The Right to Food

Our take in the media: Innovation for food

Experts' corner - 10.02.2021

This opinion article by Juan Carlos García y Cebolla, Right to Food Team Leader, and Mr. Jingyuan Xia, IPPC Office-in -Charge, was published in El Pais (in Spanish) on Tuesday, 9 February 2021.

 

A year ago, we still could not suspect the seriousness of the crisis that was upon us. The response to the pandemic has unleashed an unprecedented mobilization of resources that includes stimulus packages worth close to 10 trillion euros globally. Of these, just over 6 percent correspond to social protection measures that have cushioned the impact on the right to food of large population groups, who have seen their incomes diminish or disappear, and have allowed the continuity of the food systems whose flows have been fairly stable. The latest estimates indicate that the world economy has contracted in the order of 4.3% in 2020, and that the population suffering from extreme poverty has grown by about 90 million people in 2020 and the undernourished population could have increased by nearly than 130 million people as a result of COVID19.

This week is the 47th plenary session of the World Committee on Food Security, which was scheduled to take place in October 2020. The pandemic forced a change in the calendar of many activities and entered its agenda. A central point of the plenary will be the discussion, eventual approval and adoption of the Voluntary Guidelines on Food Systems and Nutrition, an instrument that will provide policy guidance for a transition towards more sustainable and inclusive food systems. In parallel, debates will be opened with an eye on the response to the pandemic, exploring the synergies between a sustainable transformation and a way out of the crisis that considers the needs of small food producers and of the groups hardest hit by the crisis; an inclusive and gender-equitable response. Discussions that include the protection of the human right to adequate food for a sustainable food system.

The quality and power of the response will be decisive in reducing the suffering caused by the crisis. On this occasion, the short-term response has been much more powerful than in previous crises and we must congratulate ourselves for this. But, in addition, we need a response to exit the crisis that allows poverty and hunger to be rapidly reduced. If we do not adopt much more ambitious measures, in 2030 the population suffering from undernourishment could reach over 900 million people, returning to the levels of the end of the 20th century.

The transformation of food systems will also occupy the attention of countries in the coming months in preparation for a global summit on the matter, scheduled for September 2021. The crisis has shown the central role of food systems in economies and in the world. welfare of the population. Its environmental and social sustainability were pre-COVID challenges. The investments and changes necessary to ensure a better life for all present important areas of opportunity for a vigorous and sustainable exit from the crisis.

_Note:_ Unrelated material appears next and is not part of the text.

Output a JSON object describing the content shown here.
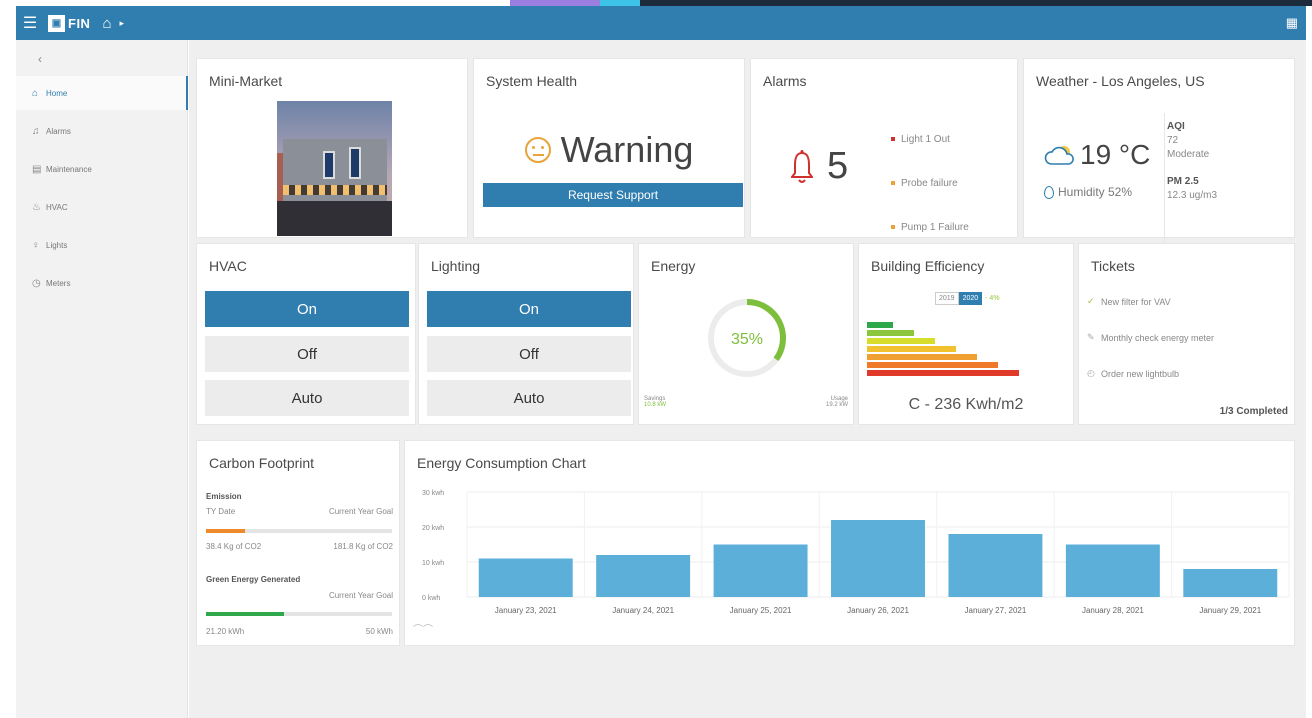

One area that may go unnoticed by the general public, but which will be crucial in this process, is plant health. 2020 was declared the International Year of Plant Health. Plant health is an area that has shown the ability of countries to work together and has contributed in a very important way to ensuring the world's food in the past decades. But it faces significant challenges both from the point of view of more sustainable and biodiversity-friendly solutions, as well as the challenges posed by climate change for plant protection. These challenges include the spread of different pests and diseases, as well as the greater vulnerability generated in many areas by the change in agroclimatic conditions and the stress they produce on plants.

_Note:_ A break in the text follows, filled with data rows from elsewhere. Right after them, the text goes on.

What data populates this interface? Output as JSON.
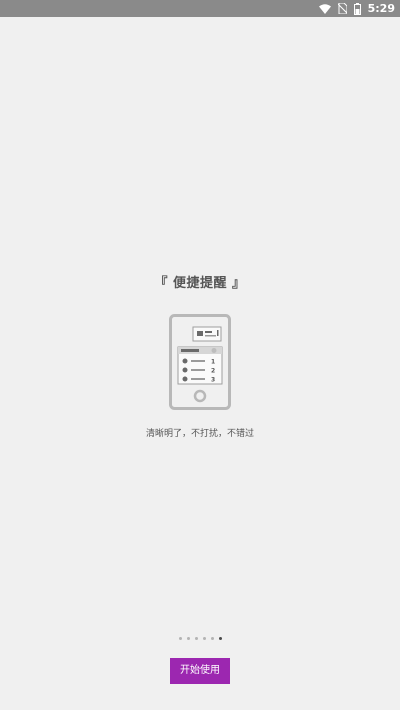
{
  "status_bar": {
    "time": "5:29",
    "icons": [
      "wifi-icon",
      "no-sim-icon",
      "battery-icon"
    ]
  },
  "onboarding": {
    "title": "『 便捷提醒 』",
    "subtitle": "清晰明了，不打扰，不错过",
    "illustration_numbers": [
      "1",
      "2",
      "3"
    ],
    "pagination": {
      "total": 6,
      "current": 6
    },
    "start_button_label": "开始使用"
  },
  "colors": {
    "status_bar": "#8a8a8a",
    "background": "#f0f0f0",
    "accent": "#9c27b0",
    "text": "#555555"
  }
}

The solution to these challenges offers a broad scope for a response that contributes to coming out of the crisis with force and preventing some of the most worrying risks that can put the right to food at risk for all.

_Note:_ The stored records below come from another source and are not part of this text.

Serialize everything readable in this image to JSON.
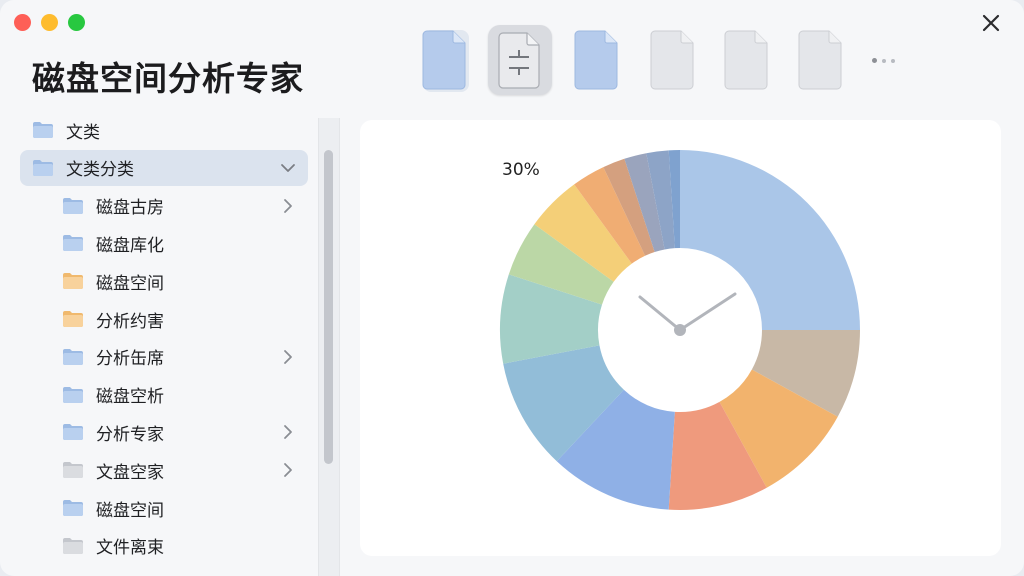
{
  "window": {
    "title": "磁盘空间分析专家",
    "controls": {
      "close": "close",
      "minimize": "minimize",
      "zoom": "zoom"
    }
  },
  "toolbar": {
    "buttons": [
      {
        "icon": "document-blue-icon"
      },
      {
        "icon": "filter-document-icon",
        "selected": true
      },
      {
        "icon": "document-blue-icon"
      },
      {
        "icon": "document-gray-icon"
      },
      {
        "icon": "document-gray-icon"
      },
      {
        "icon": "document-gray-icon"
      }
    ],
    "more_icon": "more-dots-icon"
  },
  "sidebar": {
    "items": [
      {
        "label": "文类",
        "icon": "folder-blue-icon",
        "indent": 0
      },
      {
        "label": "文类分类",
        "icon": "folder-blue-icon",
        "indent": 0,
        "selected": true,
        "expanded": true
      },
      {
        "label": "磁盘古房",
        "icon": "folder-blue-icon",
        "indent": 1,
        "chevron": true
      },
      {
        "label": "磁盘库化",
        "icon": "folder-blue-icon",
        "indent": 1
      },
      {
        "label": "磁盘空间",
        "icon": "folder-orange-icon",
        "indent": 1
      },
      {
        "label": "分析约害",
        "icon": "folder-orange-icon",
        "indent": 1
      },
      {
        "label": "分析缶席",
        "icon": "folder-blue-icon",
        "indent": 1,
        "chevron": true
      },
      {
        "label": "磁盘空析",
        "icon": "folder-blue-icon",
        "indent": 1
      },
      {
        "label": "分析专家",
        "icon": "folder-blue-icon",
        "indent": 1,
        "chevron": true
      },
      {
        "label": "文盘空家",
        "icon": "folder-gray-icon",
        "indent": 1,
        "chevron": true
      },
      {
        "label": "磁盘空间",
        "icon": "folder-blue-icon",
        "indent": 1
      },
      {
        "label": "文件离束",
        "icon": "folder-gray-icon",
        "indent": 1
      }
    ]
  },
  "main": {
    "chart_label": "30%",
    "center_icon": "clock-icon"
  },
  "colors": {
    "accent": "#dbe3ee",
    "folder_blue": "#8fb3e0",
    "folder_orange": "#f5c07a",
    "folder_gray": "#c9ccd2"
  },
  "chart_data": {
    "type": "donut",
    "title": "",
    "annotations": [
      "30%"
    ],
    "slices": [
      {
        "value": 25,
        "color": "#aac6e8"
      },
      {
        "value": 8,
        "color": "#c8b8a6"
      },
      {
        "value": 9,
        "color": "#f2b36d"
      },
      {
        "value": 9,
        "color": "#ef9a7d"
      },
      {
        "value": 11,
        "color": "#8fb0e6"
      },
      {
        "value": 10,
        "color": "#92bdd8"
      },
      {
        "value": 8,
        "color": "#a3cfc7"
      },
      {
        "value": 5,
        "color": "#bbd7a6"
      },
      {
        "value": 5,
        "color": "#f4cf78"
      },
      {
        "value": 3,
        "color": "#f0ad73"
      },
      {
        "value": 2,
        "color": "#d4a07f"
      },
      {
        "value": 2,
        "color": "#9aa4bd"
      },
      {
        "value": 2,
        "color": "#8da4c7"
      },
      {
        "value": 1,
        "color": "#7fa2cf"
      }
    ]
  }
}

To build this response we need to mobilize the capacity to innovate and the collaboration of all actors (governments, private sector, researchers, civil society ...). It is about innovating, not only technically, but also politically and socially, to carry out programs that make it easier for everyone to access this innovation, breaking down barriers and including small producers, indigenous peoples, and eliminating gaps in income. gender. As with the pandemic: if protection does not reach everyone, no one will be safe.